Kassad followed her, walking on the edge of the tide of time, avoiding the ebb and flow of the anti-entropy field, just like a child playing with the waves on the wide beach.Kassad felt the pull of the tides of time, like familiar waves tugging at every cell in his body. Just beyond the entrance of the valley, where the hills opened to the dunes, and the low moors to the city of poets, Moneta touched a blue slate wall, and a door opened, leading to A long, low room within a cliff wall. "Do you live here?" Kassad asked, but he noticed immediately that there was no sign of people living here.The stone walls of the room are dotted with shelves and stuffed alcoves.

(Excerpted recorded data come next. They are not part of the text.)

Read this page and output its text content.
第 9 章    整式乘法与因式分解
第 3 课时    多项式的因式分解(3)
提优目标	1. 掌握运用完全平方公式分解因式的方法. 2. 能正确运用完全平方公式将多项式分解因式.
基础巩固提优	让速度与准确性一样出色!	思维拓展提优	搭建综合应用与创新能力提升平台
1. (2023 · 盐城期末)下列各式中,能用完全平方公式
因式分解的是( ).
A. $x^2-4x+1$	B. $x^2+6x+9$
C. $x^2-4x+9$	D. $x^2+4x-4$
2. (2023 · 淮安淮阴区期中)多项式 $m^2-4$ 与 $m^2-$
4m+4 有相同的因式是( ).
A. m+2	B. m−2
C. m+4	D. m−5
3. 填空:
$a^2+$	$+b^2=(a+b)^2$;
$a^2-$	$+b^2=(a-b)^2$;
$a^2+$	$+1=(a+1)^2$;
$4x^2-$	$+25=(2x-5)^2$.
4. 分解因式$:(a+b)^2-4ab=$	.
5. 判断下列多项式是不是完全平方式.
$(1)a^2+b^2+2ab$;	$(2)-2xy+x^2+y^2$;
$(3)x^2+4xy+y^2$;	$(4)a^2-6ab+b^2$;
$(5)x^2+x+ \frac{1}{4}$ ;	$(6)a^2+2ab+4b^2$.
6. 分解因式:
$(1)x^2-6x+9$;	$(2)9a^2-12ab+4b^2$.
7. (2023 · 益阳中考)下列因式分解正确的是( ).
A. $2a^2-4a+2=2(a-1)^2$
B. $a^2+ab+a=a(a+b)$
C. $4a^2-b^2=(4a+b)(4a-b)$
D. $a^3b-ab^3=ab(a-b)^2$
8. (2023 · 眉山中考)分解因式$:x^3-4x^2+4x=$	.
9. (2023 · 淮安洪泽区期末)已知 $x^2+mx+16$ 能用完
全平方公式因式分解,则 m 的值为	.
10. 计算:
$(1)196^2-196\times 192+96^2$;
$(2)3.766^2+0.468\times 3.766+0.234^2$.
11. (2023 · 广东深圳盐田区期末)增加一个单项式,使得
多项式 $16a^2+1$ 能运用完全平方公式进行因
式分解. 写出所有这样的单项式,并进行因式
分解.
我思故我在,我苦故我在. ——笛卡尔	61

"We gotta get ready," Moneta whispered as the light turned a golden hue.A long luggage rack hangs down its contents.A strip of mirror-like polymer as thin as waxy rice paper descends from the ceiling and becomes a mirror. As if in a dream, Kassad watched Moneta calmly and submissively as she took off her clothes and then came to take off his.Their nudity was no longer sexually arousing to him, it was merely ritual. "You've been in my dreams for years," he told her. "Yes. Your past. My future. Shockwaves of events flow in the river of time like ripples in a pond."

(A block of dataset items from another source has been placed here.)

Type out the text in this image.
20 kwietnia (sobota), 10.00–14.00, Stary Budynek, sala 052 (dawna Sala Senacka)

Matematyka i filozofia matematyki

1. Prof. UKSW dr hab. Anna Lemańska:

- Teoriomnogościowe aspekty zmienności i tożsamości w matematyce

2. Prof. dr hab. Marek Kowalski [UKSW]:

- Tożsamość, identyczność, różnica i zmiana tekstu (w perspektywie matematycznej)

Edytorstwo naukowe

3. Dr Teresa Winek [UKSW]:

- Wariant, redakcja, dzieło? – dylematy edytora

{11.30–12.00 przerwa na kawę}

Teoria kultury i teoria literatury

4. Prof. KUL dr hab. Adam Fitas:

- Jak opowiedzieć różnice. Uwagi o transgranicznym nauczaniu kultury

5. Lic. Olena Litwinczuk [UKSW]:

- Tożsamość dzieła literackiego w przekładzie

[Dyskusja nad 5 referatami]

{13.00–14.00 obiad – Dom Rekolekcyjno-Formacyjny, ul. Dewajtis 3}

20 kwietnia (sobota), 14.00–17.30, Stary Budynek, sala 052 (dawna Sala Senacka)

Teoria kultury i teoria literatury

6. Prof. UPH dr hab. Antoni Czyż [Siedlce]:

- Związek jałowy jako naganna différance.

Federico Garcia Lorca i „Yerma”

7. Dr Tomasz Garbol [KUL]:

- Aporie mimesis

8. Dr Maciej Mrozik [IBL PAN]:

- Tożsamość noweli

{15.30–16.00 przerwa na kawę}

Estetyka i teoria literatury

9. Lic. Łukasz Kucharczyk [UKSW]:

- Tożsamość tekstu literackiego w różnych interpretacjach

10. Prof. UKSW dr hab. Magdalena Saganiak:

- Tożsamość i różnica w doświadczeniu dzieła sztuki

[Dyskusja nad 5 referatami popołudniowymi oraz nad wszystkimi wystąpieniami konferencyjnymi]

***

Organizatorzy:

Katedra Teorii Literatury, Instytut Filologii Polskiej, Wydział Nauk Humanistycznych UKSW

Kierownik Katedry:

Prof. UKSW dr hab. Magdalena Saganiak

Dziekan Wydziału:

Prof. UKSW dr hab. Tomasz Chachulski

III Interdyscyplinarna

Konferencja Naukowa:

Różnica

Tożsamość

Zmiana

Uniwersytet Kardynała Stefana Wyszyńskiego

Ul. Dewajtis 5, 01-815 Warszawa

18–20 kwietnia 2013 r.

Kassad blinked, and she raised a golden rod and touched his chest.Startled slightly, his body became a mirror, his head and face a featureless oval, reflecting all the textures of color in the room.A second later, Moneta was like him, her body a cascading mirror image, water covered with quicksilver, quicksilver covered with chrome.Kassad saw his own reflective reflection in every curve and muscle of her body.Moneta's breasts catch and reflect the light; her two points bulge slightly like tiny splashes in a mirrored pond.Kassad walked over and hugged her, feeling their surfaces flow together like magnetic currents.Under the connected magnetic field, their skins touched each other lightly. "Your enemies are waiting for you beyond the city," she whispered.Her chrome face flows with the light. "enemy?" "Ousters. The Ousters that came here with you." Kassad shook his head, and he saw his own reflection shake his head in the same way. "They don't matter anymore." "Oh, no," Moneta said softly, "the enemy is always important. You have to arm yourself." "How to arm?" But the instant he spoke, he saw Moneta touching him with a brown sphere, a dark blue hyper-ring.His kaleidoscopic body was speaking to him now, as clearly as soldiers reporting messages in implanted command circuits.Kassad felt his power increase, and a bloodthirsty desire slowly surged inside him. "Come," Moneta led him into the open desert again.Daylight seems to be polarized and feels oppressive and dim.It seemed to Kassad that they were gliding across the dunes, like liquid flowing through the white marble streets of a dead city.Near the western end of the town, near the ruins of a crumbling building (but the carved lintels still remain, inscribed "The Poet's Amphitheater"), something stood waiting. For a split second, Kassad thought it was a person in the chrome force field suits he and Moneta wore, but it was only a split second.There is nothing human about this unique mercury-chrome structure.Kassad noticed in a trance the four arms, the flexible finger blades, the neck, forehead, wrists, knees, and the large number of thorns on the body, but Kassad's eyes were always fixed on the two pairs of thousand-faced eyes , like a red flame burning, the sunlight also faded, and the day was dim, turning into a blood-red shadow. Shrike, Kassad thought. "Lord of mourning." Moneta whispered softly. The thing turned and led them out of the dead city.